I read a lot of books, and all of them came from the public library. I kept a running list of the books I’d read and enjoyed on my personal blog. Reading and and to a lesser extent Mississippi Public Broadcasting (which didn’t even have programming after 10 AM, just classical music with a break for Robyn Young on Hear and Now at noon and then more classical music until the evening commute) was my only window to the outside world. My public library was my life raft. Books were the piano I clung to in the choppy waters of new motherhood (and yes this is a reference to this music video. Baby Girl became a Swiftie shortly before Midnights came out, and I came along for the ride).

I love public libraries. I feel strongly about the importance of public libraries. When I started publishing it was very important to me to have my books available in public libraries. This meant “going wide,” and publishing my eBooks on all the platforms. Not hard work, but certainly more work than existing exclusively in Amazon’s ecosystem. Except that learning to thrive in each individual publishing sphere requires specific marketing strategies and work and learning curves and knowledge of that sphere’s emerging trends and best practices.

And I’m a writer. My talent shines when I write. Not so much when I’m doing marketing and business analytics. I only have so much time, and writing takes time. So does marketing. So does researching. So does business management.

I’ve had my books available wherever eBooks are sold for four years now because that was the way to make them available in public libraries. But this year, Amazon changed their rules, and is allowing concurrent library access for titles that are enrolled in Kindle Unlimited. The vast majority of my sales are on Amazon. The vast majority of my reviews are on Amazon. And now Amazon says I can have my cake and eat it too?

In the 16 years since I became a mommy, reader preferences have changed mightily. Case in point, by the time I was rocking my second baby to sleep, I was doing so with a Kindle paperwhite in my hand. If I was a new mommy now, in 2025, would I be as reliant on my library card or would I have a subscription to KU? I don’t know. I know that I still want my books in libraries for the same reason I want to write closed-door books–it’s a way of honoring who I was and the work I did in a very lonely, tough season of my life.

So for 2026, I am moving my books into Kindle Unlimited. There are a few reasons for giving this a try, but the main one is that I’d like to spend more of my focus in 2026 on writing and less on business management and marketing. When the words are wording, I can write 10,000 in a week. At that pace, I could potentially write six books in a year. That’s as many books as I currently have published. And to be clear, I don’t plan on publishing six books in 2026 or writing 10,000 words every week. I’m hoping to find more time for reading, exercise, and other worthwhile pursuits (needle crafts, organizing bathroom cupboards so things don’t fall out of them, chopping and cooking vegetables, graphic arts, My Pet Pretty Princess Pony app development, painting my daughter’s room a different, more sophisticated shade of pink). But what if I could publish three books this year… what if I could finish the drafts of all the projects I’ve pushed into the dravision stage? What if I could polish and post the epilogues to all my fairy tales?

My focus as an author often feels like a web browser with dozens of open tabs.
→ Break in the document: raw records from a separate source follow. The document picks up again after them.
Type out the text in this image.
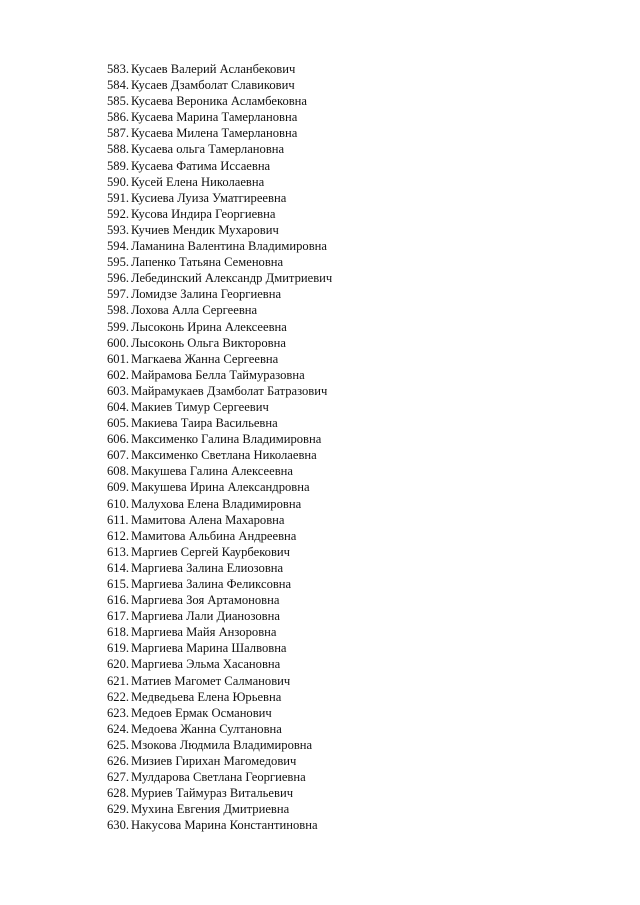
583. Кусаев Валерий Асланбекович
584. Кусаев Дзамболат Славикович
585. Кусаева Вероника Асламбековна
586. Кусаева Марина Тамерлановна
587. Кусаева Милена Тамерлановна
588. Кусаева ольга Тамерлановна
589. Кусаева Фатима Иссаевна
590. Кусей Елена Николаевна
591. Кусиева Луиза Уматгиреевна
592. Кусова Индира Георгиевна
593. Кучиев Мендик Мухарович
594. Ламанина Валентина Владимировна
595. Лапенко Татьяна Семеновна
596. Лебединский Александр Дмитриевич
597. Ломидзе Залина Георгиевна
598. Лохова Алла Сергеевна
599. Лысоконь Ирина Алексеевна
600. Лысоконь Ольга Викторовна
601. Магкаева Жанна Сергеевна
602. Майрамова Белла Таймуразовна
603. Майрамукаев Дзамболат Батразович
604. Макиев Тимур Сергеевич
605. Макиева Таира Васильевна
606. Максименко Галина Владимировна
607. Максименко Светлана Николаевна
608. Макушева Галина Алексеевна
609. Макушева Ирина Александровна
610. Малухова Елена Владимировна
611. Мамитова Алена Махаровна
612. Мамитова Альбина Андреевна
613. Маргиев Сергей Каурбекович
614. Маргиева Залина Елиозовна
615. Маргиева Залина Феликсовна
616. Маргиева Зоя Артамоновна
617. Маргиева Лали Дианозовна
618. Маргиева Майя Анзоровна
619. Маргиева Марина Шалвовна
620. Маргиева Эльма Хасановна
621. Матиев Магомет Салманович
622. Медведьева Елена Юрьевна
623. Медоев Ермак Османович
624. Медоева Жанна Султановна
625. Мзокова Людмила Владимировна
626. Мизиев Гирихан Магомедович
627. Мулдарова Светлана Георгиевна
628. Муриев Таймураз Витальевич
629. Мухина Евгения Дмитриевна
630. Накусова Марина Константиновна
I’ve opened so many this year, that I’ve reached a point where I need to close some of them and focus in on one window. Moving my books over to KU means I could X-out of the Barnes & Noble, Kobo, Apple, and Google Play tabs and all the marketing and research associated with them. I’m hoping it will lead to more time and more focus for writing, and I’m willing to give it a year and collect some data to see if it it’s true.

There are a few other reasons for trying KU. I write closed-door romances, which has been a popular genre on KU. Historically, Kindle Unlimited readers have been more likely to leave ratings and reviews, and I’d like more ratings and reviews on my books because rumor has it, magic starts to happen with algorithms when you reach a certain number. Kindle Unlimited shares page read data with me, the author, and this makes me happy. Because I want readers to not just buy, but read my books.

If you are morally opposed to books on Amazon, I see you. I hope you’ll consider requesting my books at your local library. If you were hoping to read my books for free on Kobo+, you still have time. I’m not moving my titles until January 2026. If you are wanting to use credits/giftcards on your preferred platform, you can buy my book now and read them whenever you have a spare moment. They won’t vanish from your personal library just because they’re no longer available for purchase on those platforms.

And with my books in Kindle Unlimited, you don’t have to read them there. You will still be able to buy the eBooks outright on Amazon, no subscription required.

(Many thanks to my talented, amazing niece, who created original art for this blog post. Thank you, sweetie! I won’t use your name, but I hope to be more like you in the new year–creating lots and lots of art and having lots and lots of fun in the process.)